Macbeth is praised by the King (Duncan) and is granted the title of Thane of Cawdor but, because the witches have predicted that not only will Macbeth be Thane but he will also eventually be king, Macbeth wonders whether he will need to do anything to ensure that the prediction comes true. This is the first example of how he changes in Act I. It seems that the witches have such an effect on him that he begins to think about getting rid of anyone in his way, not only Duncan, but Duncan's heir (Malcolm), too. He says, "...For in my way it lies...Let not light see my black and deep desires" (I.iv.50). He tells the audience that he has these "black" thoughts which he knows are wicked. He continues to change from the valiant soldier and, although he will be affected by guilt after killing Duncan (and forgetting to leave the daggers behind) and will be remorseful as he wishes to "wake Duncan," by the time he has had Banquo killed, he no longer recognizes the guilt and is driven by his need to be king at all costs. He suggests that Lady Macbeth, in Act III, scene ii, line 46, will "applaud the deed" when she hears that Banquo is dead. He does not expect to make any mistakes this time (like he did by forgetting to leave the daggers behind when he killed Duncan). This reflects a radical change in Macbeth who no longer relies on Lady Macbeth as much as he did when he killed Duncan, whom he killed when she told him that he was less than a man otherwise; (see Act I, scene vii, lines 49-50). She does, however, still protect him when Banquo's ghost appears. We see Macbeth completely changed when Lady Macbeth dies and Macbeth realizes that the witches are "juggling fiends" (V.viii.19) who have not protected his interests at all. He will not surrender, thinking it is more noble to fight to the end even though he cannot win.

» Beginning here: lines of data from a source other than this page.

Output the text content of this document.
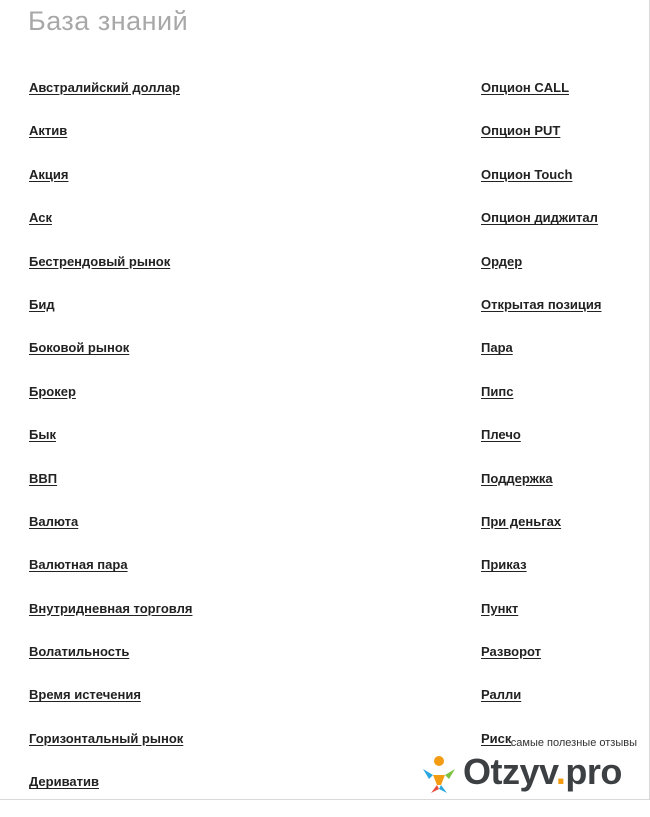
База знаний
Австралийский доллар
Актив
Акция
Аск
Бестрендовый рынок
Бид
Боковой рынок
Брокер
Бык
ВВП
Валюта
Валютная пара
Внутридневная торговля
Волатильность
Время истечения
Горизонтальный рынок
Дериватив
Опцион CALL
Опцион PUT
Опцион Touch
Опцион диджитал
Ордер
Открытая позиция
Пара
Пипс
Плечо
Поддержка
При деньгах
Приказ
Пункт
Разворот
Ралли
Риск самые полезные отзывы
Otzyv.pro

Lady Macbeth is another character that completely changes. She is scheming from the beginning, recognizing that Macbeth is not entirely wicked and that she will have to "chastise with the valor of my tongue All that impedes thee..." (I.v.24-25), meaning that she knows that she will have to mock him and plan everything if they are to succeed; she will have to convince him to carry out the plan by removing any obstacles. She worries about Macbeth but begins to change when she realizes that he is not involving her in his schemes and, in fact, is perhaps going too far. She encourages Macbeth to stop, telling him "You must leave this" (III.ii.55). Her descent into madness is confirmed when she babbles about the "damned spot" (V.i.32) and, having staunchly protected Macbeth, says she can no longer defend him. Ultimately, the doctor says, "more needs she the divine..." (line 72) when there is no hope for her.

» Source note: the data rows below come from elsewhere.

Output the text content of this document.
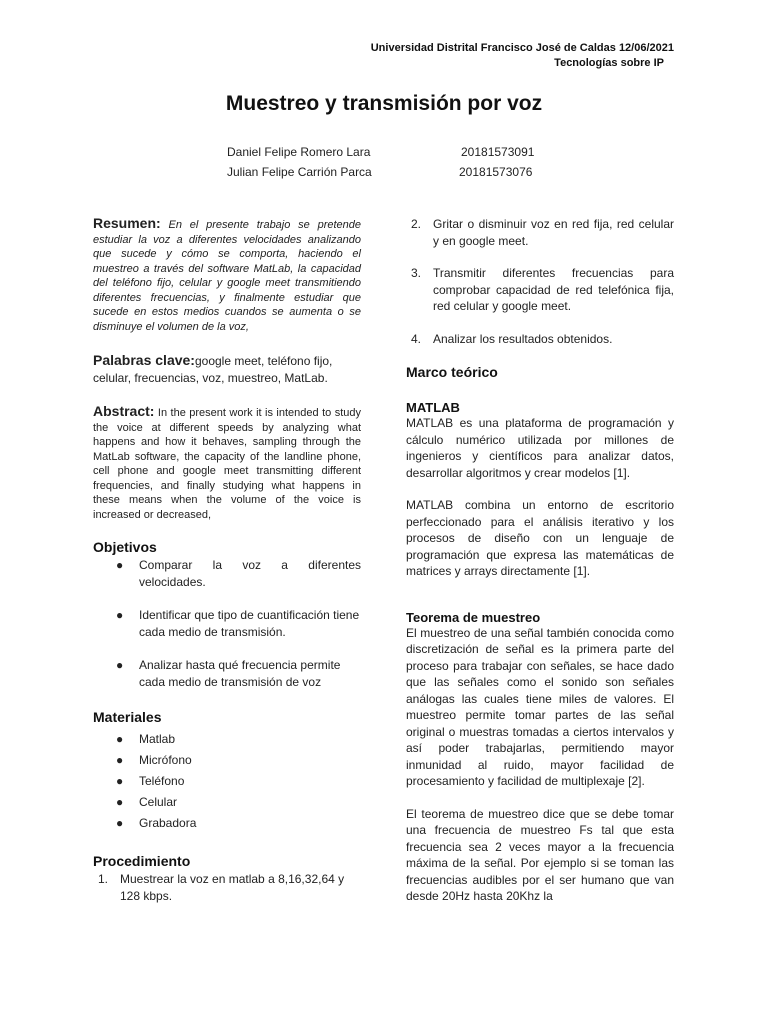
Universidad Distrital Francisco José de Caldas 12/06/2021
Tecnologías sobre IP
Muestreo y transmisión por voz
Daniel Felipe Romero Lara	20181573091
Julian Felipe Carrión Parca	20181573076

Resumen: En el presente trabajo se pretende estudiar la voz a diferentes velocidades analizando que sucede y cómo se comporta, haciendo el muestreo a través del software MatLab, la capacidad del teléfono fijo, celular y google meet transmitiendo diferentes frecuencias, y finalmente estudiar que sucede en estos medios cuandos se aumenta o se disminuye el volumen de la voz,

Palabras clave:google meet, teléfono fijo, celular, frecuencias, voz, muestreo, MatLab.

Abstract: In the present work it is intended to study the voice at different speeds by analyzing what happens and how it behaves, sampling through the MatLab software, the capacity of the landline phone, cell phone and google meet transmitting different frequencies, and finally studying what happens in these means when the volume of the voice is increased or decreased,

Objetivos
● Comparar la voz a diferentes velocidades.
● Identificar que tipo de cuantificación tiene cada medio de transmisión.
● Analizar hasta qué frecuencia permite cada medio de transmisión de voz
Materiales
● Matlab
● Micrófono
● Teléfono
● Celular
● Grabadora
Procedimiento
1. Muestrear la voz en matlab a 8,16,32,64 y 128 kbps.
2. Gritar o disminuir voz en red fija, red celular y en google meet.
3. Transmitir diferentes frecuencias para comprobar capacidad de red telefónica fija, red celular y google meet.
4. Analizar los resultados obtenidos.
Marco teórico
MATLAB

MATLAB es una plataforma de programación y cálculo numérico utilizada por millones de ingenieros y científicos para analizar datos, desarrollar algoritmos y crear modelos [1].

MATLAB combina un entorno de escritorio perfeccionado para el análisis iterativo y los procesos de diseño con un lenguaje de programación que expresa las matemáticas de matrices y arrays directamente [1].

Teorema de muestreo

El muestreo de una señal también conocida como discretización de señal es la primera parte del proceso para trabajar con señales, se hace dado que las señales como el sonido son señales análogas las cuales tiene miles de valores. El muestreo permite tomar partes de las señal original o muestras tomadas a ciertos intervalos y así poder trabajarlas, permitiendo mayor inmunidad al ruido, mayor facilidad de procesamiento y facilidad de multiplexaje [2].

El teorema de muestreo dice que se debe tomar una frecuencia de muestreo Fs tal que esta frecuencia sea 2 veces mayor a la frecuencia máxima de la señal. Por ejemplo si se toman las frecuencias audibles por el ser humano que van desde 20Hz hasta 20Khz la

The witches also transform from simple mischievousness on a day on which "fair is foul" (I.i.10) into manipulative "fiends" as they realize that they can encourage Macbeth's evil. From having only told Macbeth that he will become king without going into too much detail, they tell him things that will encourage his foolishness. They recognize that "something wicked this way comes" (IV.i.45) and intend to have some fun with Macbeth by feeding his obsession by telling him "none of woman born..." (IV.i.80).